Democratic Representative Eliot Engel, who chairs the House Committee on Foreign Affairs, called invoking the provision a "slap in Congress's face."
"I have deep concerns about how our Gulf partners have conducted the war in Yemen, including with US weapons, some of which have reportedly ended up in the wrong hands in Yemen," he said in a statement.
The provision could be invoked within the next few days, the Times said, citing current and former officials, as well as legislators familiar with the plan.
State Department spokesperson Morgan Ortagus said on Wednesday: "We do not comment to confirm or deny potential arms sales or transfers until Congress is formally notified."
Democratic Senator Chris Murphy took to Twitter to denounce the potential move, which would allow Trump to claim the sale constitutes an emergency, thereby preventing Congress from voting against it.
It's "a loophole that would allow any President to claim any number of Middle East crises as an 'emergency' and then Congress will never ever be able to object to an arms sale again," he said on Twitter.
He added that if there is an emergency, then it is a "humanitarian emergency caused by the bombs we sell the Saudis."

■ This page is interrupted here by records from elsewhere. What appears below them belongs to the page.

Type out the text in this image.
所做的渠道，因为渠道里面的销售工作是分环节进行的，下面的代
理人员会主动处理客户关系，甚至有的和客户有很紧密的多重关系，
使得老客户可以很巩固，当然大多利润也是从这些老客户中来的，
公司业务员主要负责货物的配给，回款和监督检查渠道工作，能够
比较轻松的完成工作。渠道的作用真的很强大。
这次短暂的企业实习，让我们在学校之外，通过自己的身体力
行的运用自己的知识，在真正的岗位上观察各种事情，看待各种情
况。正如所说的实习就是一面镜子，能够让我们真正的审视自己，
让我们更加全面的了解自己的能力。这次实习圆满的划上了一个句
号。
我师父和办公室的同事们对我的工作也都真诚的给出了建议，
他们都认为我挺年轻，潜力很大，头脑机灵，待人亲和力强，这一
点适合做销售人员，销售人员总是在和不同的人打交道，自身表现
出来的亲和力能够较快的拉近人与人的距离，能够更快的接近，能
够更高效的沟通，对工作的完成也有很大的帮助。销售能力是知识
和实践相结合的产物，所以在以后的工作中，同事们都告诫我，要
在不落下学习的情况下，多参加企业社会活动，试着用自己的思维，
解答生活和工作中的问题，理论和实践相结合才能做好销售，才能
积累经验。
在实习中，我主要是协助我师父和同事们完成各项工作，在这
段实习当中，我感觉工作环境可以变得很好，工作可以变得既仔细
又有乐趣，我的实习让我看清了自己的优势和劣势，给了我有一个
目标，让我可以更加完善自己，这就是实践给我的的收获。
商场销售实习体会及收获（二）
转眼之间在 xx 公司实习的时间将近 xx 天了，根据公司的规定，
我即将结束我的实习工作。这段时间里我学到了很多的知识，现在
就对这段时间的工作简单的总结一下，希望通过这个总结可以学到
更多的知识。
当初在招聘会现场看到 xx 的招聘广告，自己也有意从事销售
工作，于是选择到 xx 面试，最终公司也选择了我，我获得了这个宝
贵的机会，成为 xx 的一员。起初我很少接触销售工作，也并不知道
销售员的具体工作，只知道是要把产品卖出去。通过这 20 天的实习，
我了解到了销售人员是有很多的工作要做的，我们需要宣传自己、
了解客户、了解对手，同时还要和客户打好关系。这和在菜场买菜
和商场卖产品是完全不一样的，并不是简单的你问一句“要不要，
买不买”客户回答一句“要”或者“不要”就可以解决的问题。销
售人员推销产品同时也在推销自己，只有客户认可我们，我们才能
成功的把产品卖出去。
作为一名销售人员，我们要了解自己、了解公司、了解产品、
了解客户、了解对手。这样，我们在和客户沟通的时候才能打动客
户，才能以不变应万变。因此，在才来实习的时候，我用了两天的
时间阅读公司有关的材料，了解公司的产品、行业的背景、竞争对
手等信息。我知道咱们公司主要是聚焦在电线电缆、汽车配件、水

The war in Yemen is the world's worst humanitarian crisis, with the World Health Organisation estimating that nearly 10,000 people have been killed in the country since March 2015, but rights groups say the toll could be far higher.
US to respond with 'great force' if Iran attacks interests: Trump
Congress dealt Trump a harsh rebuke in March with a historic bipartisan resolution that would have curtailed the president's war-making powers and ended American support for the Saudi-led coalition.
Trump vetoed the measure in April, the second such move of his presidency.
The sale of weapons to Saudi Arabia risks further inflaming the already-tense relations between the US and Iran, which views Riyadh as one of its main rivals.